Tuesday 6 July 2010

A grand Adventure. Part 1

A little under four weeks ago we set off from the Philippines to explore and document the best of the diving that we could find in the area of Western Papua Province.
It is an area called Raja Ampat. Raja Ampat is translated as 'The 4 kings' Known on board as Rogers armpit it is a group of four main islands and is the home of the most diverse reef and sea life ecosystems on the planet.
In only one dive off of the ‘house reef' on Kri Island an expert logged 328 species of fish..

The unfolding of our unique schedule, the people we met and the few dramas that occurred along the way are all a part of being at sea and travelling in remote places. It was brilliant!
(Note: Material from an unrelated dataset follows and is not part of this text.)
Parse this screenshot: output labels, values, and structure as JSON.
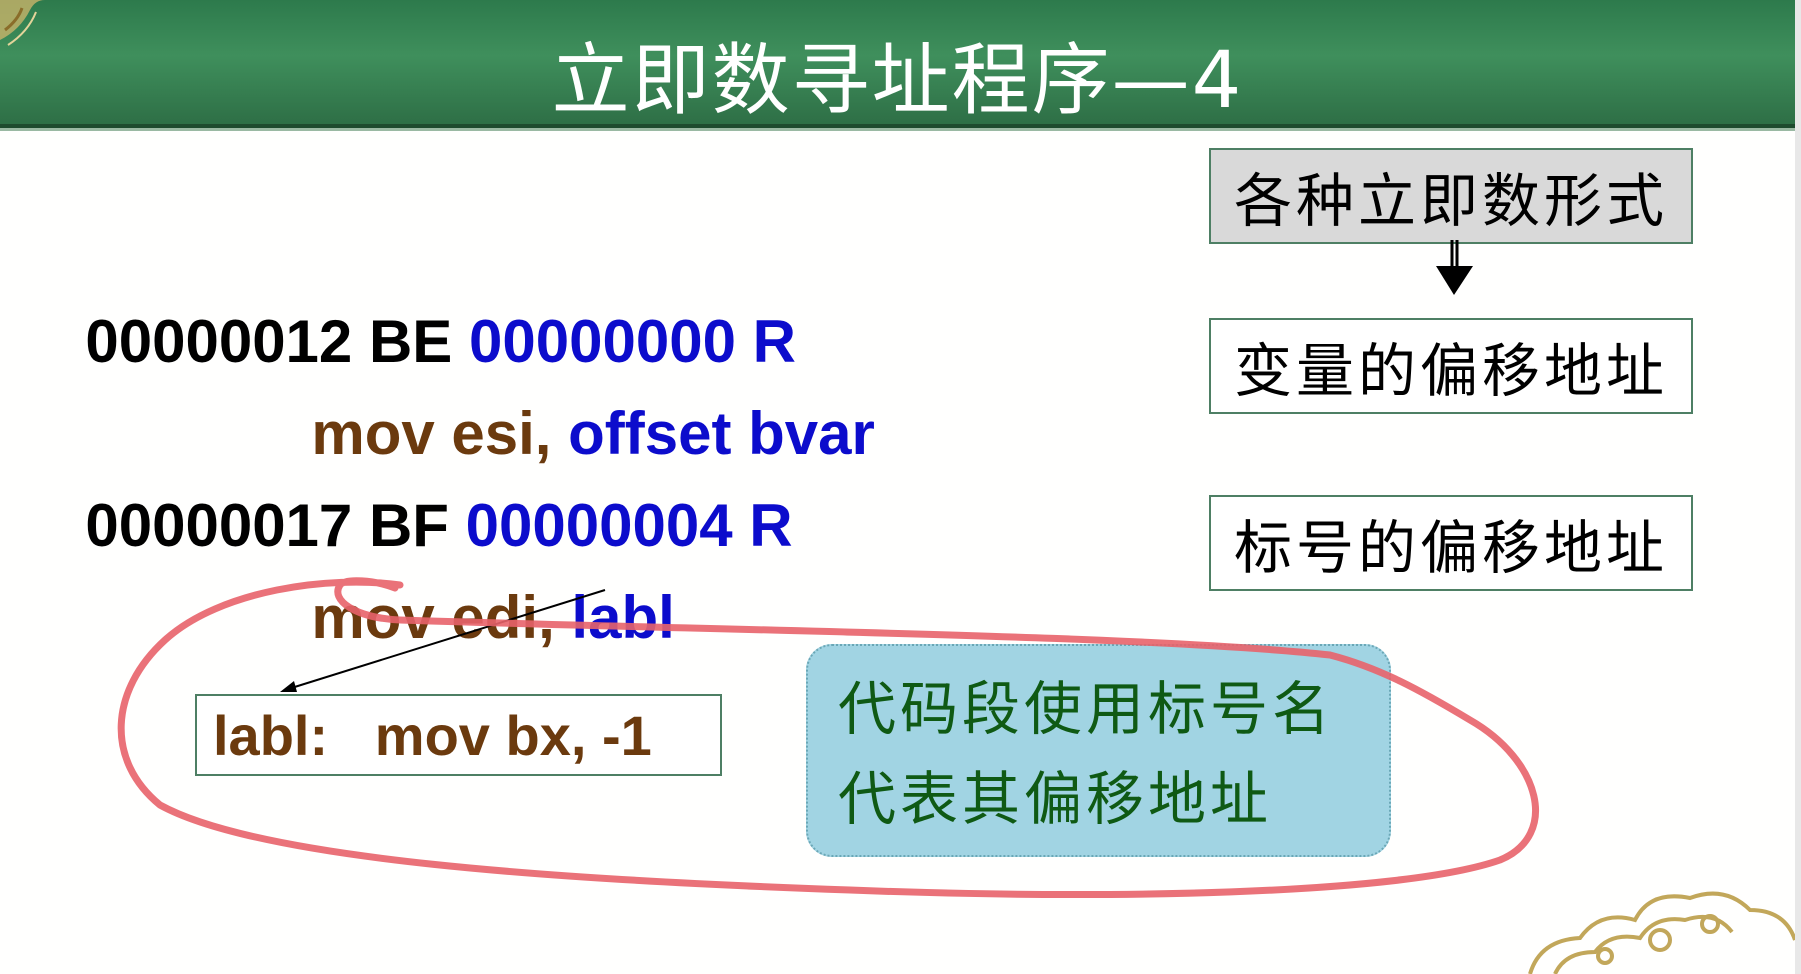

Our welcoming committee on arrival into Indonesia consisted of 8 uniformed officers who promptly set about wiring up our steering and engine controls! This was not the most friendly of approaches to visitors that I have experienced and I was a bit put out by it! The action was to prevent us from moving while our permits were issued. Perhaps the permits and papers would have arrived in a more timely manner if I had agreed to furnish their requests for souvenirs?



After two long days however, a bloke eventually showed up and cut the wires. I took some delight in telling him that we have at least 3 other ways of operating the engines and steering on board but he just grinned at me.

So, it was just after lunch on the 2nd Day when we finally heaved the anchor and headed off on the 4 hour journey to Kri Island. I wanted to arrive before dark as there is a reef and a narrow gap to negotiate. We had made contact with a local guy who agreed to come out in a boat to lead us through the reef. They also dropped a young lad off onto our boat who was supposed help us through from on board. The excited young man was escorted to meet me on the bridge, where I was carefully matching radar bearings and depth soundings to the paper chart. The chart reassuringly advises in italic letters ‘incompletely surveyed’ so I was thrilled to see the smiling young man who was to be my local guide. I don't know why I expected him to speak any English and then he was so amazed at our air conditioning and electronics that he was baffled into a stunned silence. I thought that he may take a bearing of the mountains in the distance or line up two banana trees or something, even peer over the bow and point the way but there was nothing! Only a giant, wide eyed grin.

The local boat of choice in this area is a long slender boat, carved mostly from a tree, normally with additional out-riggers for stability and a small outboard engine. These boats have a maximum depth of under one meter.

It suddenly dawned on me that the two meter deep reef that I was trying my hardest to miss with our 3.5 meter keel had never been of importance to anyone here! The penny dropped in my small brain, that despite the eager help available, we were on our own! Obviously, with great skill and cunning we made it through the reef without incident.

Our anchor was soon, carefully lowered into 40 meters of water and as the boat settled to it, I was able to relax and the stunning scene became clear. We had arrived in our first paradise of the trip.